“Kelangkaan kontainer menjadi permasalahan utama untuk UKM. Akibatnya biaya pengangkutan mahal atau biaya yang naik 300 persen, dan risiko kerusakan sangat tinggi karena lamanya penyimpanan produk,” ujarnya, dikutip dari merdeka.
Selain kelangkaan kontainer, lanjut Hanung, kendala lainnya ialah pemetaan permintaan domestik atau tidak adanya market intelligence untuk menanggapi peluang produk, kapasitas produk, sertifikasi internasional, dan kemudahan pembiayaan ekspor bagi pelaku UKM.

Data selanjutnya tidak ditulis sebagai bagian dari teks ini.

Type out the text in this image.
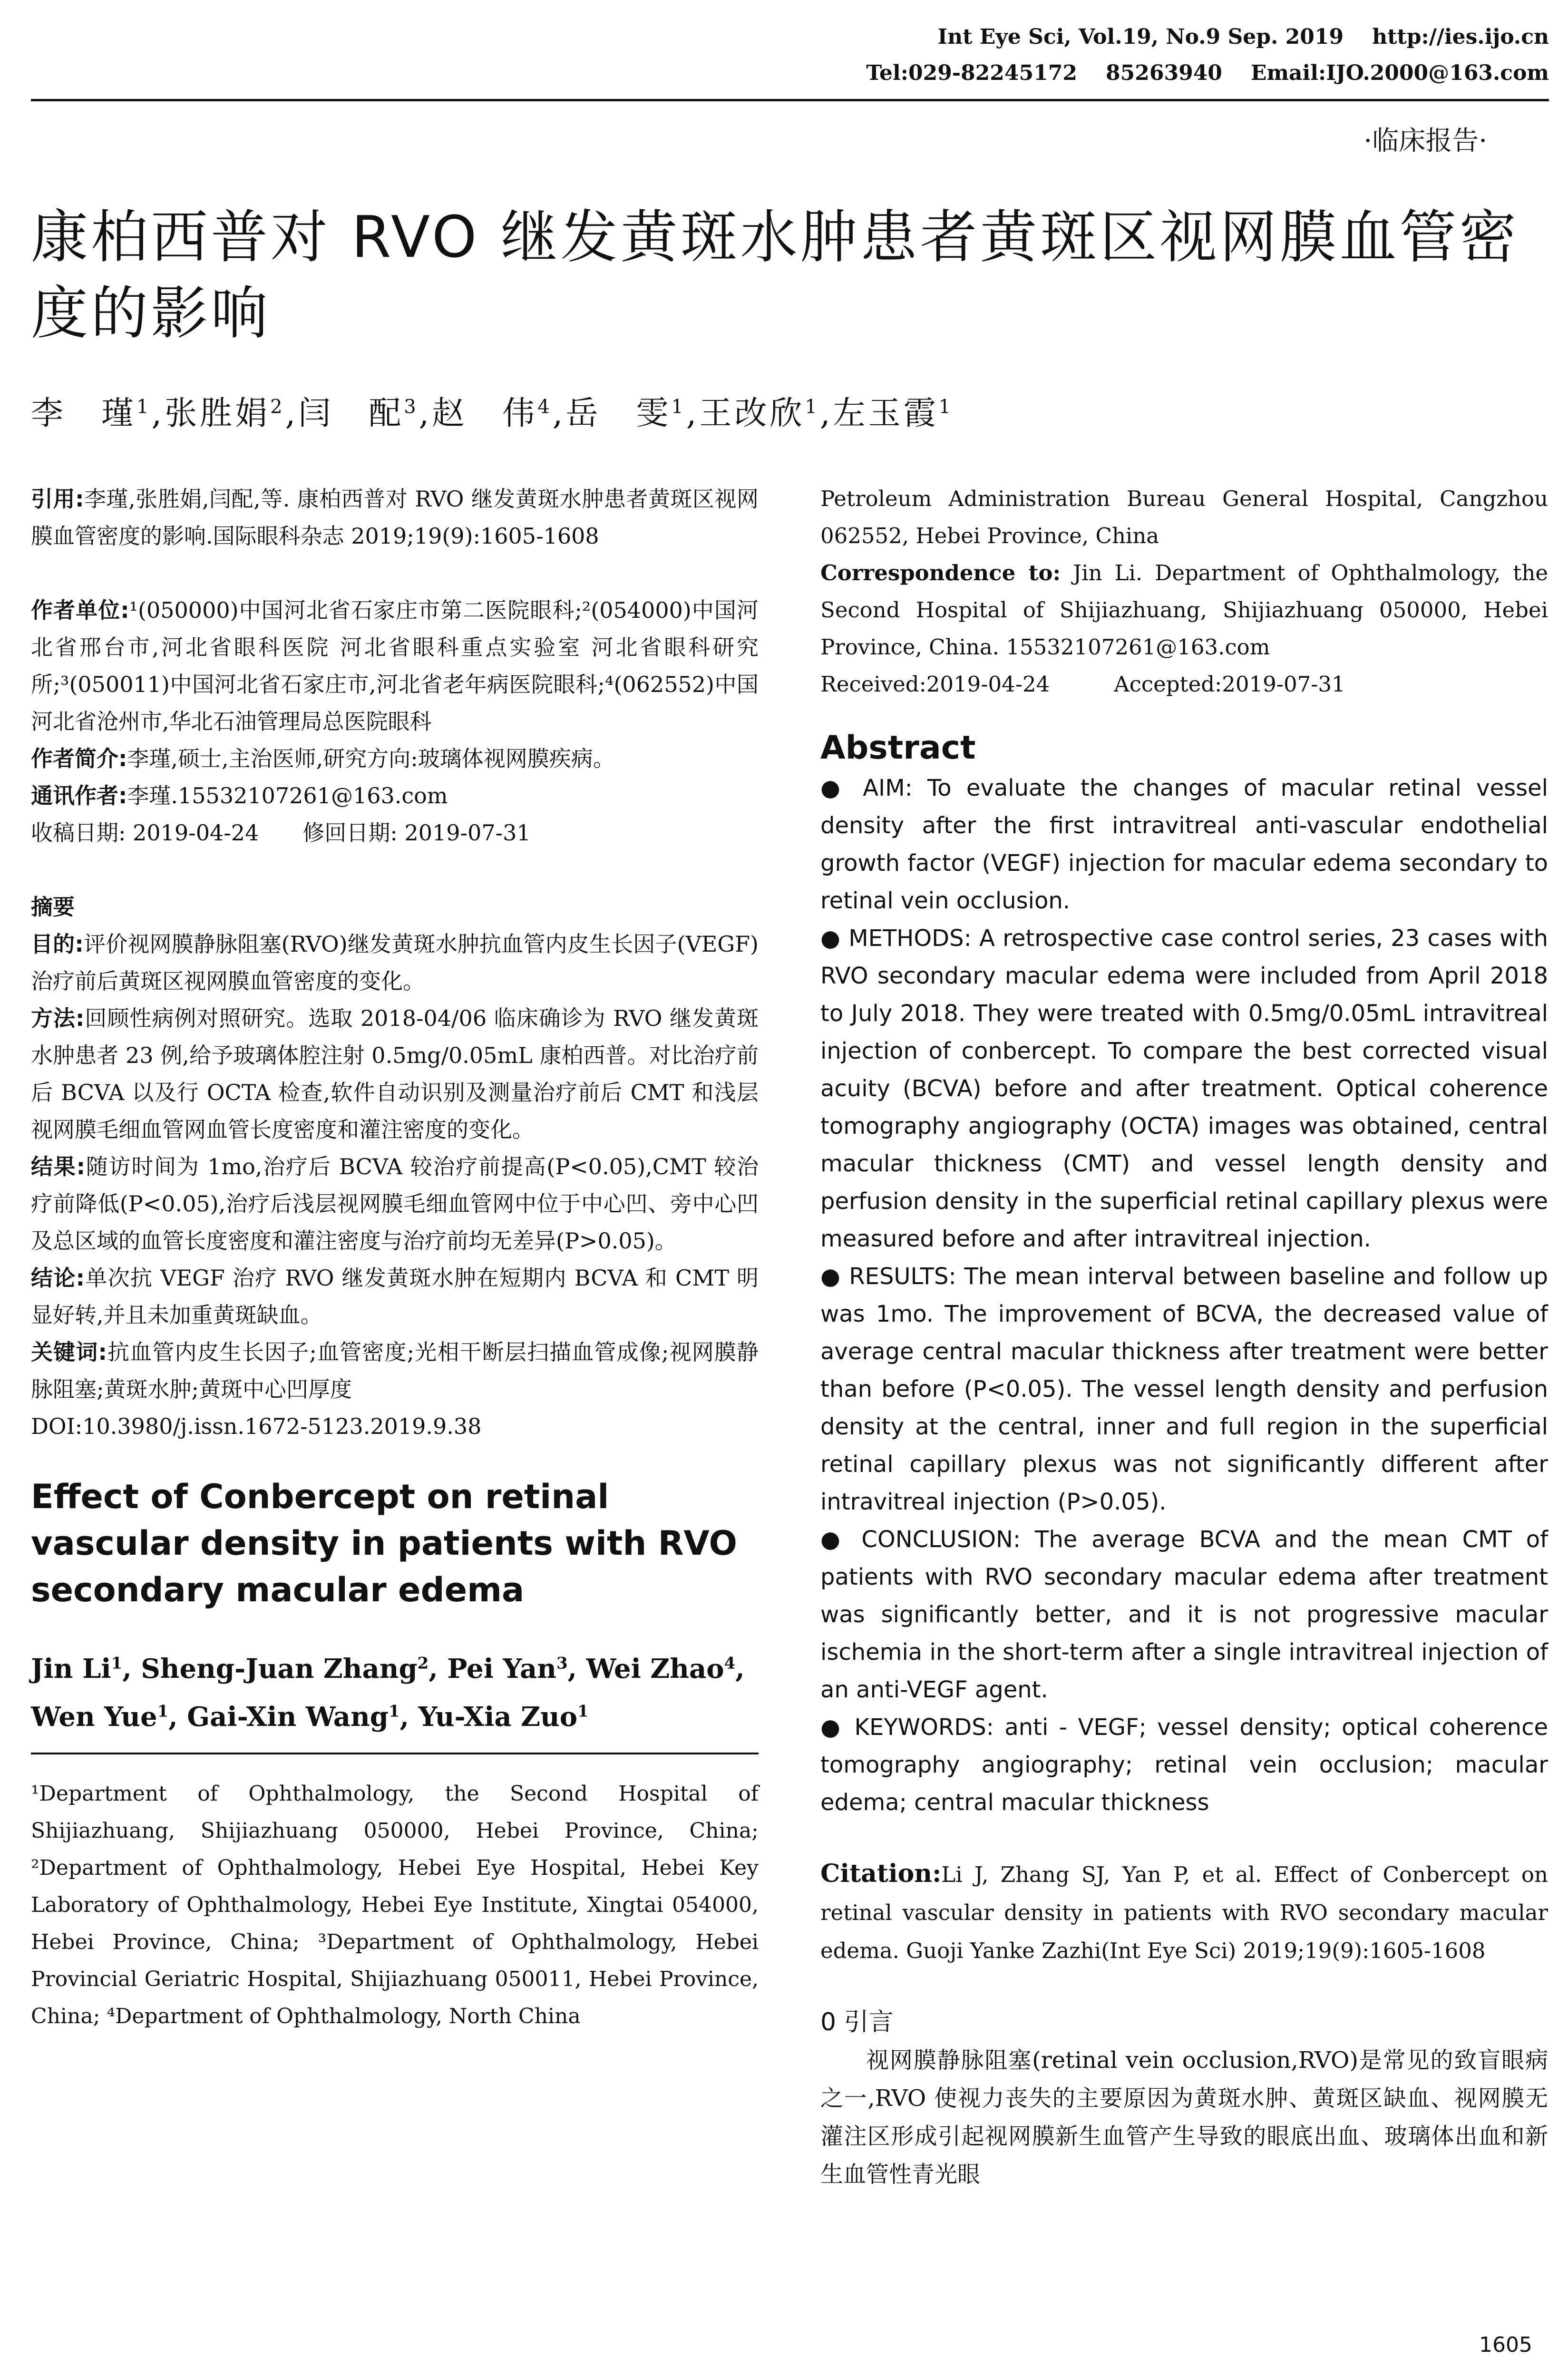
Int Eye Sci, Vol.19, No.9 Sep. 2019 http://ies.ijo.cn
Tel:029-82245172 85263940 Email:IJO.2000@163.com
·临床报告·
康柏西普对 RVO 继发黄斑水肿患者黄斑区视网膜血管密度的影响
李　瑾$^1$,张胜娟$^2$,闫　配$^3$,赵　伟$^4$,岳　雯$^1$,王改欣$^1$,左玉霞$^1$

引用:李瑾,张胜娟,闫配,等. 康柏西普对 RVO 继发黄斑水肿患者黄斑区视网膜血管密度的影响.国际眼科杂志 2019;19(9):1605-1608

作者单位:¹(050000)中国河北省石家庄市第二医院眼科;²(054000)中国河北省邢台市,河北省眼科医院 河北省眼科重点实验室 河北省眼科研究所;³(050011)中国河北省石家庄市,河北省老年病医院眼科;⁴(062552)中国河北省沧州市,华北石油管理局总医院眼科

作者简介:李瑾,硕士,主治医师,研究方向:玻璃体视网膜疾病。

通讯作者:李瑾.15532107261@163.com

收稿日期: 2019-04-24　　修回日期: 2019-07-31

摘要

目的:评价视网膜静脉阻塞(RVO)继发黄斑水肿抗血管内皮生长因子(VEGF)治疗前后黄斑区视网膜血管密度的变化。

方法:回顾性病例对照研究。选取 2018-04/06 临床确诊为 RVO 继发黄斑水肿患者 23 例,给予玻璃体腔注射 0.5mg/0.05mL 康柏西普。对比治疗前后 BCVA 以及行 OCTA 检查,软件自动识别及测量治疗前后 CMT 和浅层视网膜毛细血管网血管长度密度和灌注密度的变化。

结果:随访时间为 1mo,治疗后 BCVA 较治疗前提高(P<0.05),CMT 较治疗前降低(P<0.05),治疗后浅层视网膜毛细血管网中位于中心凹、旁中心凹及总区域的血管长度密度和灌注密度与治疗前均无差异(P>0.05)。

结论:单次抗 VEGF 治疗 RVO 继发黄斑水肿在短期内 BCVA 和 CMT 明显好转,并且未加重黄斑缺血。

关键词:抗血管内皮生长因子;血管密度;光相干断层扫描血管成像;视网膜静脉阻塞;黄斑水肿;黄斑中心凹厚度

DOI:10.3980/j.issn.1672-5123.2019.9.38

Effect of Conbercept on retinal vascular density in patients with RVO secondary macular edema
Jin Li$^1$, Sheng-Juan Zhang$^2$, Pei Yan$^3$, Wei Zhao$^4$, Wen Yue$^1$, Gai-Xin Wang$^1$, Yu-Xia Zuo$^1$

¹Department of Ophthalmology, the Second Hospital of Shijiazhuang, Shijiazhuang 050000, Hebei Province, China; ²Department of Ophthalmology, Hebei Eye Hospital, Hebei Key Laboratory of Ophthalmology, Hebei Eye Institute, Xingtai 054000, Hebei Province, China; ³Department of Ophthalmology, Hebei Provincial Geriatric Hospital, Shijiazhuang 050011, Hebei Province, China; ⁴Department of Ophthalmology, North China

Petroleum Administration Bureau General Hospital, Cangzhou 062552, Hebei Province, China

Correspondence to: Jin Li. Department of Ophthalmology, the Second Hospital of Shijiazhuang, Shijiazhuang 050000, Hebei Province, China. 15532107261@163.com

Received:2019-04-24　　　Accepted:2019-07-31

Abstract

● AIM: To evaluate the changes of macular retinal vessel density after the first intravitreal anti-vascular endothelial growth factor (VEGF) injection for macular edema secondary to retinal vein occlusion.

● METHODS: A retrospective case control series, 23 cases with RVO secondary macular edema were included from April 2018 to July 2018. They were treated with 0.5mg/0.05mL intravitreal injection of conbercept. To compare the best corrected visual acuity (BCVA) before and after treatment. Optical coherence tomography angiography (OCTA) images was obtained, central macular thickness (CMT) and vessel length density and perfusion density in the superficial retinal capillary plexus were measured before and after intravitreal injection.

● RESULTS: The mean interval between baseline and follow up was 1mo. The improvement of BCVA, the decreased value of average central macular thickness after treatment were better than before (P<0.05). The vessel length density and perfusion density at the central, inner and full region in the superficial retinal capillary plexus was not significantly different after intravitreal injection (P>0.05).

● CONCLUSION: The average BCVA and the mean CMT of patients with RVO secondary macular edema after treatment was significantly better, and it is not progressive macular ischemia in the short-term after a single intravitreal injection of an anti-VEGF agent.

● KEYWORDS: anti - VEGF; vessel density; optical coherence tomography angiography; retinal vein occlusion; macular edema; central macular thickness

Citation:Li J, Zhang SJ, Yan P, et al. Effect of Conbercept on retinal vascular density in patients with RVO secondary macular edema. Guoji Yanke Zazhi(Int Eye Sci) 2019;19(9):1605-1608

0 引言

视网膜静脉阻塞(retinal vein occlusion,RVO)是常见的致盲眼病之一,RVO 使视力丧失的主要原因为黄斑水肿、黄斑区缺血、视网膜无灌注区形成引起视网膜新生血管产生导致的眼底出血、玻璃体出血和新生血管性青光眼

1605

Dia pun menegaskan, kontribusi ekspor Indonesia masih kalah jauh jika dibandingkan dengan Tiongkok yang memiliki kontribusi ekspor UKM sebesar 68 persen, dan indeks kinerja logistik 3,61, serta India dengan kontribusi ekspor UKM 40 persen dan indeks kinerja logistik 3,18.
“Ini menunjukkan kurang efisiennya waktu dalam pemenuhan dokumen ekspor serta kurangnya dukungan infrastruktur bagi pelaku UKM Indonesia untuk ekspor produknya. Hal ini menjadi tanggung jawab kita bersama,” ujar Hanung.